愛せない少女、愛する少年

ラテン

第1話

これは愛せない少女Aの日記のようなもの。





Aはいい家の子。いわゆるお嬢様みたいな子。習い事も沢山していた。




Aが小学校に上がった時、Aは両親から養子であることを伝えられた。誕生日の日に。

Aは理解できなかった。理解したくなかった。

Aは人を信じなくなった。心を閉ざした。




Aが小2の時。はじめて友ができた。大切な友。不器用で、変わった友。でも一緒にいてくれる。Aは救われた。その友の姉も優しかった。遊んでくれた。Aは少し心を開いた。
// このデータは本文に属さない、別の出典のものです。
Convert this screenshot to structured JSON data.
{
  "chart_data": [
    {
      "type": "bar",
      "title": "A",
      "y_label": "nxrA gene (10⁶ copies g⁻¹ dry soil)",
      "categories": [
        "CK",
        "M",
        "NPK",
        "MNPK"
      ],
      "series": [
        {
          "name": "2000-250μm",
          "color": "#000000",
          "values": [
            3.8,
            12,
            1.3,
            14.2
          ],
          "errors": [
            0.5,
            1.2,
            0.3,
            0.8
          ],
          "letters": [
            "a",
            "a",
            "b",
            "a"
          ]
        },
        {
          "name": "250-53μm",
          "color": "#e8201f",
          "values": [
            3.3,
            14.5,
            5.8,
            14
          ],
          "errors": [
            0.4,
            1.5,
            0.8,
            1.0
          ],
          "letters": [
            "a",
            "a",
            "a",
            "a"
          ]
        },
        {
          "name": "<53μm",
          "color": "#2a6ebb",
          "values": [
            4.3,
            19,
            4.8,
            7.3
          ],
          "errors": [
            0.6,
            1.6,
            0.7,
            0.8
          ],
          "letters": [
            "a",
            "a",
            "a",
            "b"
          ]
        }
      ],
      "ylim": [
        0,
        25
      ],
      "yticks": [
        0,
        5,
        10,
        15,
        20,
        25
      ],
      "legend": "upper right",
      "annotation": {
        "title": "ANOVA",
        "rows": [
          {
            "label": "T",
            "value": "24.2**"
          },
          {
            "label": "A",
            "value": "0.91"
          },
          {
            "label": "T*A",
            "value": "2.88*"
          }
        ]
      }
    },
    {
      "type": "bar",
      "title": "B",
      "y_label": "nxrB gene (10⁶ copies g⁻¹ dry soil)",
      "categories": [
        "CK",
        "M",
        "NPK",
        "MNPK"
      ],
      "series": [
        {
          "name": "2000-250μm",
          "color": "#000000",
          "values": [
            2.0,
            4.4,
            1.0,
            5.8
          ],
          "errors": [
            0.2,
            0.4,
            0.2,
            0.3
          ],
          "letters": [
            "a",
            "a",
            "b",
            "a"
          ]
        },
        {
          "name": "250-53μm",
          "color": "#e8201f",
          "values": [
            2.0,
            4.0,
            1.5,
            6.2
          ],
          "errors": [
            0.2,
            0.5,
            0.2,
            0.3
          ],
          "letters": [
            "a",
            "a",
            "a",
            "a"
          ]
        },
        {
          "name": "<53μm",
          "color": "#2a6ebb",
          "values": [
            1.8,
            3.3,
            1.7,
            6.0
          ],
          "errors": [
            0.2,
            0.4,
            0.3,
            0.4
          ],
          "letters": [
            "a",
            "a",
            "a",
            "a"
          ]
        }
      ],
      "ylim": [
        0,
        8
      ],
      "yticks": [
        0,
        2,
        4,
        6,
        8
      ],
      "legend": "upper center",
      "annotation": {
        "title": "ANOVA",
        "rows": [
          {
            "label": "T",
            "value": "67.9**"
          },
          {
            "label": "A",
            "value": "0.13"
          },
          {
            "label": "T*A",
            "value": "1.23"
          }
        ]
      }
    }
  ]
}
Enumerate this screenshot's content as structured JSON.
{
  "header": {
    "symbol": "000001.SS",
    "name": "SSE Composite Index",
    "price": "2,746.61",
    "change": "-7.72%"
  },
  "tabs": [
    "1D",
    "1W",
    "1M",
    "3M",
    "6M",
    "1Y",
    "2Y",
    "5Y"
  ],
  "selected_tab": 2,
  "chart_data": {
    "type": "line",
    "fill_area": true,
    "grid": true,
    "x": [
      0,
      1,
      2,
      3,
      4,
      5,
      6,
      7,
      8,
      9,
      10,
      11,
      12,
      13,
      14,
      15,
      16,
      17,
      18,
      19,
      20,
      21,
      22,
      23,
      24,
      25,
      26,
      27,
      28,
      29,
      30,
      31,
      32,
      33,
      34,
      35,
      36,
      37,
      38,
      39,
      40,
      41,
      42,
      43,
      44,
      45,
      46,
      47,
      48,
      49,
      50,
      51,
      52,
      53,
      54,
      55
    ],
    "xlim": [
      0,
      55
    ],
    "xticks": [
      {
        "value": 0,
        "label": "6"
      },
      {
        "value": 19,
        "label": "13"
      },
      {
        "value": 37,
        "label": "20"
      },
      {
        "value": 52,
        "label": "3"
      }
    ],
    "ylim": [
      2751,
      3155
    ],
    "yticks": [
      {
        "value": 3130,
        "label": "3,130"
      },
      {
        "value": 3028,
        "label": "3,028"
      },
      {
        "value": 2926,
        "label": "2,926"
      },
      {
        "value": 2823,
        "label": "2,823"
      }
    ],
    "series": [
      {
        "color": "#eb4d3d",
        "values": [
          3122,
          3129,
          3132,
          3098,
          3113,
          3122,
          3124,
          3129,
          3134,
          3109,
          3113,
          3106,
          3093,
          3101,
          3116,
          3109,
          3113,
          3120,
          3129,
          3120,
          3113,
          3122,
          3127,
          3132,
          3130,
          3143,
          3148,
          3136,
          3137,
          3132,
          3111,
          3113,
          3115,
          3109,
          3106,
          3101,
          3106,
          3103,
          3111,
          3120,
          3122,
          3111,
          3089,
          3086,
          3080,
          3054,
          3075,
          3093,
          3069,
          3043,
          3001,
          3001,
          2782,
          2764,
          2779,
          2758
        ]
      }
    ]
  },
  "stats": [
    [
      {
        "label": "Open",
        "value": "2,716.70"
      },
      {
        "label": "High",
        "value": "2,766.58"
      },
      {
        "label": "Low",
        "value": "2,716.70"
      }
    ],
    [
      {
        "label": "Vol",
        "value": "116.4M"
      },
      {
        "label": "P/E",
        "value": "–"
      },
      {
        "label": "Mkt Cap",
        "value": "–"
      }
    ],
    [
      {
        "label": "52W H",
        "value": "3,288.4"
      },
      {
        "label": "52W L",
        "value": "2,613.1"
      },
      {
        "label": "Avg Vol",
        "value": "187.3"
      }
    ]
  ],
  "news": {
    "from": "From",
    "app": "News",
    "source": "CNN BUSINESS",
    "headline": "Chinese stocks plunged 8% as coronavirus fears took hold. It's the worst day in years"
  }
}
Aが小3の時。虐められた。習い事先の先輩に。何が悪かったんだろう?何をしたのだろうか?また、Aは心を閉ざした。今度はもっと深く深く。




Aは友達を1人作った。Aの中に。寂しかった。だからもっと増やした。Aの中に4人の友達ができた。これでもうひとりじゃないね。




Aが小4の時。家のことを教えられた。結婚しなさい。家を継ぎなさい。医者になりなさい。君は"いい子"なのだから。Aはもっと心を閉ざした。




Aが小5の時。友が転校した。もう会えないと。唯一の友。Aの両親は喜んだ。"これでAが悪い影響を受けなくてすむ"と。Aは悲しかった。悲しいは痛い。痛いのはいや。ならどうするか?感情をなくせばいい。そうすれば、楽だから。